MILANO – Rca approva il nuovo piano che propone un aumento di capitale fino a 600 milioni di euro, di cui 400 milioni entro il prossimo luglio. Intanto Giuseppe Vita, presidente di Unicredit, lascia il consiglio di Rcs Mediagroup. Tra le motivazioni delle dimissioni di Vita ci sarebbero accordi con Unicredit che imponevano di lasciare le sue altre cariche ad eccezione di Springer. 

IL PIANO DI RCS

Il Cda di Rcs ha esaminato lo stato delle trattative con le banche per rifinanziare il debito in scadenza. E’ previsto un finanziamento a medio termine per 575 milioni, composto da tre linee di credito, ma per erogarlo gli istituti hanno chiesto che sia eseguito l’aumento di capitale per almeno 400 milioni.

I risultati preliminari di Rcs per il 2012 evidenziano ricavi in calo a 1.597,7 milioni, contro i 1.860,3 milioni del 2011, principalmente per la riduzione dei ricavi pubblicitari, dei ricavi diffusionali e degli altri ricavi editoriali.

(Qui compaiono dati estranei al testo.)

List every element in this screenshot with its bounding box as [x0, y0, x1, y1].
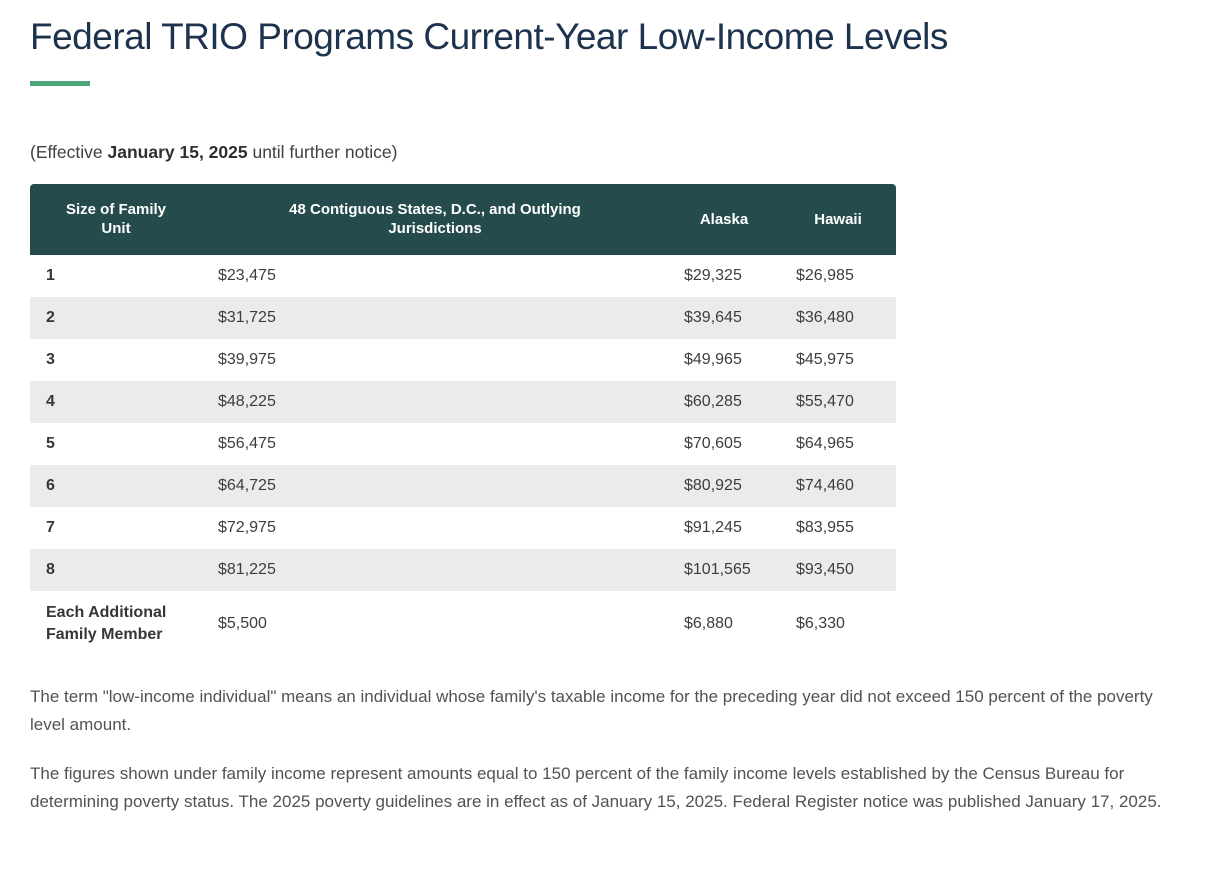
cell-contiguous: $31,725 — [202, 296, 668, 339]
cell-alaska: $80,925 — [668, 464, 780, 507]
cell-hawaii: $83,955 — [780, 506, 896, 549]
cell-contiguous: $23,475 — [202, 254, 668, 297]
table-row: 5 $56,475 $70,605 $64,965 — [30, 422, 896, 465]
table-row: 8 $81,225 $101,565 $93,450 — [30, 548, 896, 591]
cell-contiguous: $81,225 — [202, 548, 668, 591]
header-size-of-family-unit: Size of Family Unit — [30, 183, 202, 255]
cell-size: 7 — [30, 506, 202, 549]
cell-hawaii: $45,975 — [780, 338, 896, 381]
header-hawaii: Hawaii — [780, 183, 896, 255]
cell-alaska: $6,880 — [668, 590, 780, 657]
note-paragraph-figures-explanation: The figures shown under family income re… — [30, 763, 1162, 812]
table-row: 2 $31,725 $39,645 $36,480 — [30, 296, 896, 339]
note-paragraph-low-income-definition: The term "low-income individual" means a… — [30, 686, 1153, 735]
table-row: 4 $48,225 $60,285 $55,470 — [30, 380, 896, 423]
cell-hawaii: $55,470 — [780, 380, 896, 423]
cell-alaska: $49,965 — [668, 338, 780, 381]
title-underline — [30, 80, 90, 86]
cell-contiguous: $48,225 — [202, 380, 668, 423]
cell-alaska: $60,285 — [668, 380, 780, 423]
notes-section: The term "low-income individual" means a… — [30, 683, 1190, 817]
cell-size: 4 — [30, 380, 202, 423]
cell-alaska: $39,645 — [668, 296, 780, 339]
cell-contiguous: $64,725 — [202, 464, 668, 507]
cell-contiguous: $39,975 — [202, 338, 668, 381]
table-row: 1 $23,475 $29,325 $26,985 — [30, 254, 896, 297]
cell-hawaii: $6,330 — [780, 590, 896, 657]
header-contiguous-states: 48 Contiguous States, D.C., and Outlying… — [202, 183, 668, 255]
cell-alaska: $91,245 — [668, 506, 780, 549]
cell-size: 2 — [30, 296, 202, 339]
header-alaska: Alaska — [668, 183, 780, 255]
cell-size: 1 — [30, 254, 202, 297]
table-row: 3 $39,975 $49,965 $45,975 — [30, 338, 896, 381]
cell-size: 5 — [30, 422, 202, 465]
table-header-row: Size of Family Unit 48 Contiguous States… — [30, 183, 896, 255]
cell-size: 6 — [30, 464, 202, 507]
page-title: Federal TRIO Programs Current-Year Low-I… — [30, 16, 948, 57]
cell-contiguous: $72,975 — [202, 506, 668, 549]
cell-hawaii: $64,965 — [780, 422, 896, 465]
table-row: 7 $72,975 $91,245 $83,955 — [30, 506, 896, 549]
table-row: 6 $64,725 $80,925 $74,460 — [30, 464, 896, 507]
effective-prefix: (Effective — [30, 141, 108, 162]
cell-size: 3 — [30, 338, 202, 381]
cell-size: 8 — [30, 548, 202, 591]
table-row: Each Additional Family Member $5,500 $6,… — [30, 590, 896, 657]
income-levels-table: Size of Family Unit 48 Contiguous States… — [30, 183, 896, 657]
cell-contiguous: $56,475 — [202, 422, 668, 465]
effective-note: (Effective January 15, 2025 until furthe… — [30, 140, 1190, 164]
cell-hawaii: $26,985 — [780, 254, 896, 297]
cell-contiguous: $5,500 — [202, 590, 668, 657]
cell-size: Each Additional Family Member — [30, 590, 202, 657]
cell-alaska: $101,565 — [668, 548, 780, 591]
cell-alaska: $29,325 — [668, 254, 780, 297]
cell-hawaii: $93,450 — [780, 548, 896, 591]
cell-alaska: $70,605 — [668, 422, 780, 465]
cell-hawaii: $74,460 — [780, 464, 896, 507]
page-container: Federal TRIO Programs Current-Year Low-I… — [30, 16, 1190, 817]
effective-date: January 15, 2025 — [107, 141, 248, 162]
cell-hawaii: $36,480 — [780, 296, 896, 339]
effective-suffix: until further notice) — [247, 141, 398, 162]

L’Ebitda prima degli oneri non ricorrenti scende a 61 milioni, dai 163,4 milioni del 2011, l’Ebitda post oneri e proventi non ricorrenti si riduce da 142,3 a 1,3 milioni, anche per la presenza di oneri netti non ricorrenti per 59,7 milioni nel 2012. L’indebitamento finanziario netto si attesta a 845,8 milioni di euro, in calo di 92,4 milioni a fine 2011, grazie al contributo dalla cessione del gruppo Flammarion.

Il risultato operativo del quarto trimestre, è previsto sostanzialmente in parità, prima delle svalutazioni riferite principalmente alla controllata spagnola Unidad Editorial, il cui ammontare è in corso di valutazione.

LE DIMISSIONI DI VITA

Vita, presidente di Unicredit e di Axel Springer, ha comunicato il 27 marzo le sue dimissioni a far data dall’assemblea dei soci Rcs, prevista fra il 16 e il 24 maggio. Vita ne ha spiegato le ragioni in un’intervista, che sarà pubblicata il 28 marzo sul Corriere della Sera: ”Quando ho dato la disponibilità per la presidenza di Unicredit mi sono impegnato con la banca: con la nomina avrei lasciato tutte le altre cariche, con la sola eccezione di Springer

Per quanto riguarda Rcs, ”al momento di accettare la proposta di entrare in consiglio avevo premesso che, nel caso fossi diventato presidente di Unicredit – c’erano stati già i primi contatti ma non ancora la designazione ufficiale – mi sarei dimesso alla prima assemblea utile”.

Per Vita inoltre le ragioni delle dimissioni risiedono anche nel cammino intrapreso da Rcs verso la multimedialità: cresce di conseguenza il potenziale conflitto d’interessi fra le cariche in Springer e Rcs. Ed è forse questa la ragione principale del passo indietro.